The site, one of the largest in the CBD, will be a part of a scheme to reshape “midtown into a world-class city precinct”, according to Metrics, and is poised to stand among the tallest in the Sydney skyline at completion.

In conversation with InvestorDaily, Metrics managing partner Andrew Lockhart explained that the alternative asset manager’s role within the deal is primarily to “support our clients”.

“We have a long-standing relationship with the client, Billbergia Group, on that side. We’ve completed a number of projects for them as a lender. We’re also involved in a number of joint ventures with them where we are an equity participant,” Lockhart said.

In fact, the latest acquisition represents Billbergia’s first foray in the Sydney CBD and comes on the back of 88 Walker, a mixed-use project in North Sydney, also delivered in partnership with Metrics.

“So for us, what we’re looking to do is to use our relationships, our networks and our origination capability across the market, and use those relationships together with the information we have about market demand, the feasibility, the viability of different projects, to identify good investment opportunities for our investor clients,” Lockhart said.

“That’s really what drives us.”

Expounding on this, the managing partner detailed that Metrics has fund mandates that allow it to invest from senior debt, all the way through to equity, in the capital structure.

In the case of its latest midtown site acquisition, the project is compelling from an equity perspective.

“[Billbergia are] a very good client that we believe can deliver the project well. The site benefits from a lower degree of risk because the planning outcome is already there. We may make some amendments to the plan, but that will require council approval. But if we are successful in making those amendments to the plan, then we think we can improve the product and the project.

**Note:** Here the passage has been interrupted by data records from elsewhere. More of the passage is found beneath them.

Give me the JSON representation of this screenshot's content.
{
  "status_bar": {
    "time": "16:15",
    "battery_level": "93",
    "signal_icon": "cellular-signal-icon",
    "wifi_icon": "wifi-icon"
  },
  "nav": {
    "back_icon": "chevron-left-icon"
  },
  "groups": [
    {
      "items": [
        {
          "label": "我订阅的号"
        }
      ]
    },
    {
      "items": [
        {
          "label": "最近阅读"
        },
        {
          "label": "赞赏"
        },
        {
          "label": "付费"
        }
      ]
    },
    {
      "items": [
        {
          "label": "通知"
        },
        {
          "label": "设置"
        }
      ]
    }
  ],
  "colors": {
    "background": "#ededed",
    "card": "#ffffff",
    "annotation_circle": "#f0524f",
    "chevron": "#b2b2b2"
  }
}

“When I look at our clients’ capacity to deliver and execute, there’s a very strong track record of capacity to undertake large-scale construction development projects. We obviously bring financial stability and capability to the project,” Lockhart added.

“So, when we look at it, we’re looking at it more from a financial metrics [perspective], but we’re also looking at it in the context of from a property perspective – do we believe that the market can absorb that amount of stock? Where are we in the cycle? What’s likely to impact the financial viability of that project? And that’s our role.”

Turning to the firm’s outlook for 2025, Lockhart hopes that the real estate debt sector will not encounter the same headwinds that it has in recent years.

Namely, many of the challenges that were impacting the sector as a result of COVID-19 – from construction cost increases in 2021 to long delays and supply chain issues – are beginning to dissipate.

“You’ve had an increase in demand from immigration, the movement of people as a result of expatriates coming back to the country, and also then, as the borders opened, seeing inflows from students and also from migrants coming into the country,” Lockhart said.

“So, demand for residential property has been very strong, and even though we’re seeing significant increases in interest rates, property prices have held up and increased since 2021, which has largely offset a lot of that cost inflation that flowed through.”